FIG 1.

ME8^E2 is an E8-dependent transcriptional repressor. (A) C33A cells were transfected with 100 ng of pC18-Sp1-luc reporter plasmid, 0.5 ng pCMV-Gluc, and 30 ng of empty vector pSG5 or the indicated amounts of pSG mE8^E2, pSG mE8^E2-HA, pSG mE8^E2 d2-9, or pSG mE8^E2 d2-9-HA, plus empty vector (pSG5), to obtain equal amounts of plasmid DNA. Luciferase activities were determined 48 h posttransfection. Data are presented as ratios between firefly luciferase (Fluc) and Gaussia luciferase (Gluc) activities. Averages are derived from three independent experiments, and the error bars represent the standard error of the mean (SEM).
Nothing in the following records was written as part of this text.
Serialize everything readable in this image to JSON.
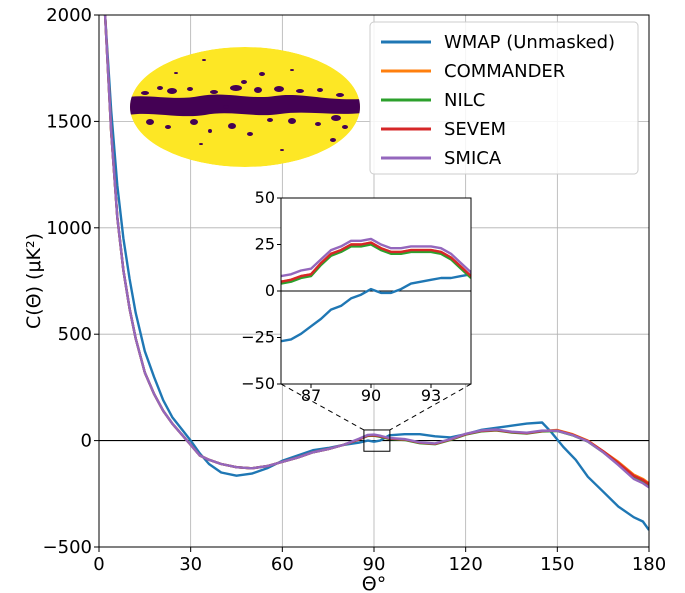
{
  "chart_data": [
    {
      "type": "line",
      "title": "",
      "xlabel": "Θ°",
      "ylabel": "C(Θ) (μK²)",
      "xlim": [
        0,
        180
      ],
      "ylim": [
        -500,
        2000
      ],
      "x_ticks": [
        "0",
        "30",
        "60",
        "90",
        "120",
        "150",
        "180"
      ],
      "y_ticks": [
        "−500",
        "0",
        "500",
        "1000",
        "1500",
        "2000"
      ],
      "grid": true,
      "legend_position": "top-right",
      "series": [
        {
          "name": "WMAP (Unmasked)",
          "color": "#1f77b4",
          "x": [
            2,
            4,
            6,
            8,
            10,
            12,
            15,
            18,
            21,
            24,
            27,
            30,
            33,
            36,
            40,
            45,
            50,
            55,
            60,
            65,
            70,
            75,
            80,
            85,
            88,
            90,
            92,
            95,
            100,
            105,
            110,
            115,
            120,
            125,
            130,
            135,
            140,
            145,
            148,
            152,
            156,
            160,
            165,
            170,
            175,
            178,
            180
          ],
          "y": [
            2000,
            1550,
            1200,
            950,
            760,
            600,
            420,
            300,
            190,
            110,
            55,
            0,
            -60,
            -110,
            -150,
            -165,
            -155,
            -130,
            -95,
            -70,
            -45,
            -35,
            -20,
            -10,
            0,
            -5,
            0,
            25,
            30,
            30,
            20,
            15,
            30,
            50,
            60,
            70,
            80,
            85,
            40,
            -30,
            -90,
            -170,
            -240,
            -310,
            -360,
            -380,
            -420
          ]
        },
        {
          "name": "COMMANDER",
          "color": "#ff7f0e",
          "x": [
            2,
            4,
            6,
            8,
            10,
            12,
            15,
            18,
            21,
            24,
            27,
            30,
            33,
            36,
            40,
            45,
            50,
            55,
            60,
            65,
            70,
            75,
            80,
            85,
            88,
            90,
            92,
            95,
            100,
            105,
            110,
            115,
            120,
            125,
            130,
            135,
            140,
            145,
            150,
            155,
            160,
            165,
            170,
            175,
            178,
            180
          ],
          "y": [
            2000,
            1450,
            1050,
            800,
            620,
            480,
            320,
            220,
            140,
            80,
            30,
            -20,
            -70,
            -90,
            -110,
            -125,
            -130,
            -120,
            -100,
            -80,
            -55,
            -40,
            -20,
            5,
            25,
            25,
            20,
            10,
            5,
            -10,
            -15,
            5,
            30,
            45,
            50,
            40,
            35,
            45,
            50,
            30,
            0,
            -50,
            -100,
            -160,
            -180,
            -200
          ]
        },
        {
          "name": "NILC",
          "color": "#2ca02c",
          "x": [
            2,
            4,
            6,
            8,
            10,
            12,
            15,
            18,
            21,
            24,
            27,
            30,
            33,
            36,
            40,
            45,
            50,
            55,
            60,
            65,
            70,
            75,
            80,
            85,
            88,
            90,
            92,
            95,
            100,
            105,
            110,
            115,
            120,
            125,
            130,
            135,
            140,
            145,
            150,
            155,
            160,
            165,
            170,
            175,
            178,
            180
          ],
          "y": [
            2000,
            1450,
            1050,
            800,
            620,
            480,
            320,
            220,
            140,
            80,
            30,
            -20,
            -70,
            -90,
            -110,
            -125,
            -130,
            -120,
            -100,
            -80,
            -55,
            -40,
            -20,
            5,
            22,
            23,
            18,
            8,
            3,
            -12,
            -17,
            3,
            28,
            43,
            48,
            38,
            33,
            43,
            45,
            25,
            -5,
            -55,
            -110,
            -175,
            -195,
            -215
          ]
        },
        {
          "name": "SEVEM",
          "color": "#d62728",
          "x": [
            2,
            4,
            6,
            8,
            10,
            12,
            15,
            18,
            21,
            24,
            27,
            30,
            33,
            36,
            40,
            45,
            50,
            55,
            60,
            65,
            70,
            75,
            80,
            85,
            88,
            90,
            92,
            95,
            100,
            105,
            110,
            115,
            120,
            125,
            130,
            135,
            140,
            145,
            150,
            155,
            160,
            165,
            170,
            175,
            178,
            180
          ],
          "y": [
            2000,
            1450,
            1050,
            800,
            620,
            480,
            320,
            220,
            140,
            80,
            30,
            -20,
            -70,
            -90,
            -110,
            -125,
            -130,
            -120,
            -100,
            -80,
            -55,
            -40,
            -20,
            5,
            24,
            25,
            20,
            10,
            5,
            -10,
            -15,
            5,
            30,
            45,
            50,
            40,
            35,
            45,
            48,
            28,
            -2,
            -50,
            -105,
            -165,
            -185,
            -205
          ]
        },
        {
          "name": "SMICA",
          "color": "#9467bd",
          "x": [
            2,
            4,
            6,
            8,
            10,
            12,
            15,
            18,
            21,
            24,
            27,
            30,
            33,
            36,
            40,
            45,
            50,
            55,
            60,
            65,
            70,
            75,
            80,
            85,
            88,
            90,
            92,
            95,
            100,
            105,
            110,
            115,
            120,
            125,
            130,
            135,
            140,
            145,
            150,
            155,
            160,
            165,
            170,
            175,
            178,
            180
          ],
          "y": [
            2000,
            1450,
            1050,
            800,
            620,
            480,
            320,
            220,
            140,
            80,
            30,
            -20,
            -70,
            -90,
            -110,
            -125,
            -130,
            -120,
            -100,
            -80,
            -55,
            -40,
            -20,
            8,
            27,
            28,
            23,
            12,
            7,
            -8,
            -13,
            7,
            32,
            47,
            52,
            42,
            37,
            47,
            46,
            26,
            -4,
            -55,
            -115,
            -180,
            -200,
            -220
          ]
        }
      ]
    },
    {
      "type": "line",
      "title": "",
      "xlabel": "",
      "ylabel": "",
      "xlim": [
        85.5,
        95
      ],
      "ylim": [
        -50,
        50
      ],
      "x_ticks": [
        "87",
        "90",
        "93"
      ],
      "y_ticks": [
        "−50",
        "−25",
        "0",
        "25",
        "50"
      ],
      "grid": false,
      "series": [
        {
          "name": "WMAP (Unmasked)",
          "color": "#1f77b4",
          "x": [
            85.5,
            86.0,
            86.5,
            87.0,
            87.5,
            88.0,
            88.5,
            89.0,
            89.5,
            90.0,
            90.5,
            91.0,
            91.5,
            92.0,
            92.5,
            93.0,
            93.5,
            94.0,
            94.5,
            95.0
          ],
          "y": [
            -27,
            -26,
            -23,
            -19,
            -15,
            -10,
            -8,
            -4,
            -2,
            1,
            -1,
            -1,
            1,
            4,
            5,
            6,
            7,
            7,
            8,
            9
          ]
        },
        {
          "name": "COMMANDER",
          "color": "#ff7f0e",
          "x": [
            85.5,
            86.0,
            86.5,
            87.0,
            87.5,
            88.0,
            88.5,
            89.0,
            89.5,
            90.0,
            90.5,
            91.0,
            91.5,
            92.0,
            92.5,
            93.0,
            93.5,
            94.0,
            94.5,
            95.0
          ],
          "y": [
            5,
            6,
            8,
            9,
            15,
            20,
            22,
            25,
            25,
            26,
            23,
            21,
            21,
            22,
            22,
            22,
            21,
            18,
            13,
            8
          ]
        },
        {
          "name": "NILC",
          "color": "#2ca02c",
          "x": [
            85.5,
            86.0,
            86.5,
            87.0,
            87.5,
            88.0,
            88.5,
            89.0,
            89.5,
            90.0,
            90.5,
            91.0,
            91.5,
            92.0,
            92.5,
            93.0,
            93.5,
            94.0,
            94.5,
            95.0
          ],
          "y": [
            4,
            5,
            7,
            8,
            14,
            19,
            21,
            24,
            24,
            25,
            22,
            20,
            20,
            21,
            21,
            21,
            20,
            17,
            12,
            7
          ]
        },
        {
          "name": "SEVEM",
          "color": "#d62728",
          "x": [
            85.5,
            86.0,
            86.5,
            87.0,
            87.5,
            88.0,
            88.5,
            89.0,
            89.5,
            90.0,
            90.5,
            91.0,
            91.5,
            92.0,
            92.5,
            93.0,
            93.5,
            94.0,
            94.5,
            95.0
          ],
          "y": [
            5,
            6,
            8,
            9,
            15,
            20,
            22,
            25,
            25,
            26,
            23,
            21,
            21,
            22,
            22,
            22,
            21,
            18,
            13,
            8
          ]
        },
        {
          "name": "SMICA",
          "color": "#9467bd",
          "x": [
            85.5,
            86.0,
            86.5,
            87.0,
            87.5,
            88.0,
            88.5,
            89.0,
            89.5,
            90.0,
            90.5,
            91.0,
            91.5,
            92.0,
            92.5,
            93.0,
            93.5,
            94.0,
            94.5,
            95.0
          ],
          "y": [
            8,
            9,
            11,
            12,
            17,
            22,
            24,
            27,
            27,
            28,
            25,
            23,
            23,
            24,
            24,
            24,
            23,
            20,
            15,
            10
          ]
        }
      ]
    }
  ],
  "mask_map": {
    "background_color": "#fde725",
    "mask_color": "#440154"
  }
}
Statistical significance was determined for mE8^E2 (black) and mE8^E2 d2-9 (blue) by one-way analysis of variance (ANOVA) and Holm-Sidak’s multiple-comparison test (ns, not significant; *, P < 0.05; **, P < 0.01). On the right, a schematic structure of the pC18-SP1-luc plasmid is shown. (B) Sequence alignment of E8 sequences. Conserved residues are shown in red. (C) Immunoblot analysis of whole-cell extracts derived from C33A cells transfected with the empty vector (V), pSG mE8^E2-HA (wt), or pSG mE8^E2 d2-9-HA (mt). E8^E2 proteins were detected with an anti-hemagglutinin (HA) antibody, and α-tubulin served as a reference protein (ref).